Friday, February 1, 2013

A week of believing in the unfounded evidence...


This is what happens when you buy into everyone else's ideas of what you can or can't do because of your "choices" and the false accusations from a deep-seeded critical voice within:
You spend an entire week worrying about why you can't seem to come up with an idea for your semester project, frustrated that you aren't good enough or smart enough or know the right people to follow through with any of the ideas you may have brainstormed! Welcome to my past week....

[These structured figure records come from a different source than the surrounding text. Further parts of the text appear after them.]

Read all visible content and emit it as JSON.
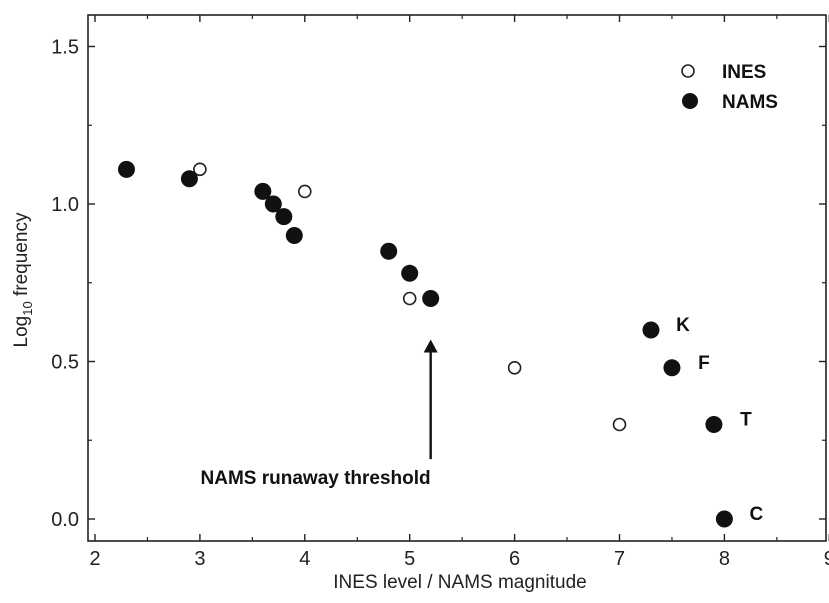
{
  "chart_data": {
    "type": "scatter",
    "title": "",
    "xlabel": "INES level / NAMS magnitude",
    "ylabel_main": "Log",
    "ylabel_sub": "10",
    "ylabel_rest": " frequency",
    "xlim": [
      2,
      9
    ],
    "ylim": [
      -0.05,
      1.6
    ],
    "xticks": [
      2,
      3,
      4,
      5,
      6,
      7,
      8,
      9
    ],
    "xtick_labels": [
      "2",
      "3",
      "4",
      "5",
      "6",
      "7",
      "8",
      "9"
    ],
    "yticks": [
      0.0,
      0.5,
      1.0,
      1.5
    ],
    "ytick_labels": [
      "0.0",
      "0.5",
      "1.0",
      "1.5"
    ],
    "grid": false,
    "legend_position": "top-right",
    "series": [
      {
        "name": "INES",
        "marker": "open-circle",
        "points": [
          {
            "x": 3.0,
            "y": 1.11
          },
          {
            "x": 4.0,
            "y": 1.04
          },
          {
            "x": 5.0,
            "y": 0.7
          },
          {
            "x": 6.0,
            "y": 0.48
          },
          {
            "x": 7.0,
            "y": 0.3
          }
        ]
      },
      {
        "name": "NAMS",
        "marker": "filled-circle",
        "points": [
          {
            "x": 2.3,
            "y": 1.11
          },
          {
            "x": 2.9,
            "y": 1.08
          },
          {
            "x": 3.6,
            "y": 1.04
          },
          {
            "x": 3.7,
            "y": 1.0
          },
          {
            "x": 3.8,
            "y": 0.96
          },
          {
            "x": 3.9,
            "y": 0.9
          },
          {
            "x": 4.8,
            "y": 0.85
          },
          {
            "x": 5.0,
            "y": 0.78
          },
          {
            "x": 5.2,
            "y": 0.7
          },
          {
            "x": 7.3,
            "y": 0.6,
            "label": "K"
          },
          {
            "x": 7.5,
            "y": 0.48,
            "label": "F"
          },
          {
            "x": 7.9,
            "y": 0.3,
            "label": "T"
          },
          {
            "x": 8.0,
            "y": 0.0,
            "label": "C"
          }
        ]
      }
    ],
    "annotations": [
      {
        "text": "NAMS runaway threshold",
        "arrow_x": 5.2,
        "arrow_from_y": 0.19,
        "arrow_to_y": 0.57
      }
    ]
  },
  "colors": {
    "axis": "#222222",
    "open_marker_stroke": "#222222",
    "open_marker_fill": "#ffffff",
    "filled_marker": "#111111"
  }
}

I used to force myself to suck it up or get over it, but for some reason that wasn't going to work tonight. I couldn't be mean to myself like I used to do! I sat down and cried, sort of threw a little mini-temper tantrum on the floor next to my desk, and then I heard all those voices of expectations and that really mean self-critic. Lies. Unfounded, non-factual evidence of my "badness" and failures. About 5 minutes of crying later, it all seemed ok. I remembered it's ok not to "get it right away," you'll be ok. 10 minutes later, I miraculously had a topic that seemed workable.

Are you kidding me? I spent a week obsessing over this, and the reason I kept hitting a roadblock was that I was buying into the idea that I just couldn't do it? Wow. I guess negative self-talk is a powerful thing. I've taken it to heart for a long time. I almost gave up on this. Hmm, and all because I just let myself have my little tantrum without calling myself "stupid" for getting so upset...I'm so done with that. It hurts a lot less just to cry, and let it clear out all the lies.

It's not me that was the problem...it was believing that I was somehow "not good enough," by standards that fell short when it came time to back up their accusations. Funny how that works, I'm the one who thought I didn't measure up, but actually it was what I was believing that didn't measure up. Those false accusations couldn't withstand the test of truth and evidence. I win.

I'm not going anywhere...staying right here. Right now. And I can be have joy in my tears, I can be happy no matter what. I love this.